B Online Appendix (not for Publication)

B.1 Data: Comparison of Comtrade and BLS price series for the U.S.

Here we compare our unit value indices to survey price indices from the U.S. Bureau of Labor Statistics. The BLS provides U.S. import price indices by locality of origin for Canada, E.U., France, Germany, U.K, Latin America, Mexico, Pacific Rim, China, Japan, ASEAN, Asia Near East, and Asian Newly Industrialized countries. As these price indices are constructed from surveys, their comparison with our unit value based indices can help gauge the effectiveness of our techniques to deal with the unit value bias and other potential mismeasurement inherent in customs data.

To arrive at comparable series, in this subsection we follow BLS in using Laspeyres indices of total (commodities and non-commodities) goods prices from our data set. For regions with multiple countries, we aggregate country level growth rates using Comtrade import values with a two year lag. Still, the series are not fully comparable because BLS’ preferred price basis is f.o.b. (free on board) while import values recorded at customs are c.i.f. (cost, insurance and freight), and not all countries included in BLS regions are in our database.

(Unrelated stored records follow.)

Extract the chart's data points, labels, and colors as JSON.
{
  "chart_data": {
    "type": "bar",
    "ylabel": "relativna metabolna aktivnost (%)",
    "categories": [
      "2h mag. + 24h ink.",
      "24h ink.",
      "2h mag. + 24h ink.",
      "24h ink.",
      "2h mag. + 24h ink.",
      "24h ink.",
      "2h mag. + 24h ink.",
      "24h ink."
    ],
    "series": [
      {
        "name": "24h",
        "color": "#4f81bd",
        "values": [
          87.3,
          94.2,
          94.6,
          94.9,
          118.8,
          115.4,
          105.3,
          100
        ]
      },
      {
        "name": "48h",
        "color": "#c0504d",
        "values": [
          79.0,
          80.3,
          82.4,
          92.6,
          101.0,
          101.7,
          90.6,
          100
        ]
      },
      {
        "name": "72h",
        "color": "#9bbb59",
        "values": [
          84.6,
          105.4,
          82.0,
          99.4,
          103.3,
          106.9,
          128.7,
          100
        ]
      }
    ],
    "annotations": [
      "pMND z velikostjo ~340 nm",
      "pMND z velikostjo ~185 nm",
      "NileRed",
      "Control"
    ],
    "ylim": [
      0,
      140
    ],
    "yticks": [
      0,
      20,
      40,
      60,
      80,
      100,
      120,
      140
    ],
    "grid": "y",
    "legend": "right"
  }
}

Our indices constructed from Comtrade unit values track the BLS import price indices fairly well, as shown in Figs. 17 and 18. These figures compare the linearly detrended logged indices, since our regressions use log growth rates and absorb any disparity in average growth rates in the intercept. The growth rates of our indices for Canada, Japan, Mexico, and the aggregated Latin America and Asia Near East match those of BLS remarkably well. The comparison with some Asian countries suggests that a unit value bias may still be present, causing the unit value series to be somewhat more volatile than the BLS price series. Nevertheless, for every country group and individual country except Germany, the correlation coefficient between the Comtrade and BLS growth rates is high. Finally, the match for European countries seems acceptable, with the year 2008 being an exception. A closer inspection of the case of Germany reveals that a couple of products (transport vehicles) with large import shares experienced substantial unit value decreases that year according to Comtrade, leading our indices to decline while the BLS index shows an increase.

Figure 17:Comparison of BLS Locality of Origin import price indices (thick lines, circles) with our constructed Comtrade analogues (thin lines, crosses). Plotted indices are logged and linearly detrended. The Comtrade sample does not cover all countries in the BLS country groups, cf. Table 5.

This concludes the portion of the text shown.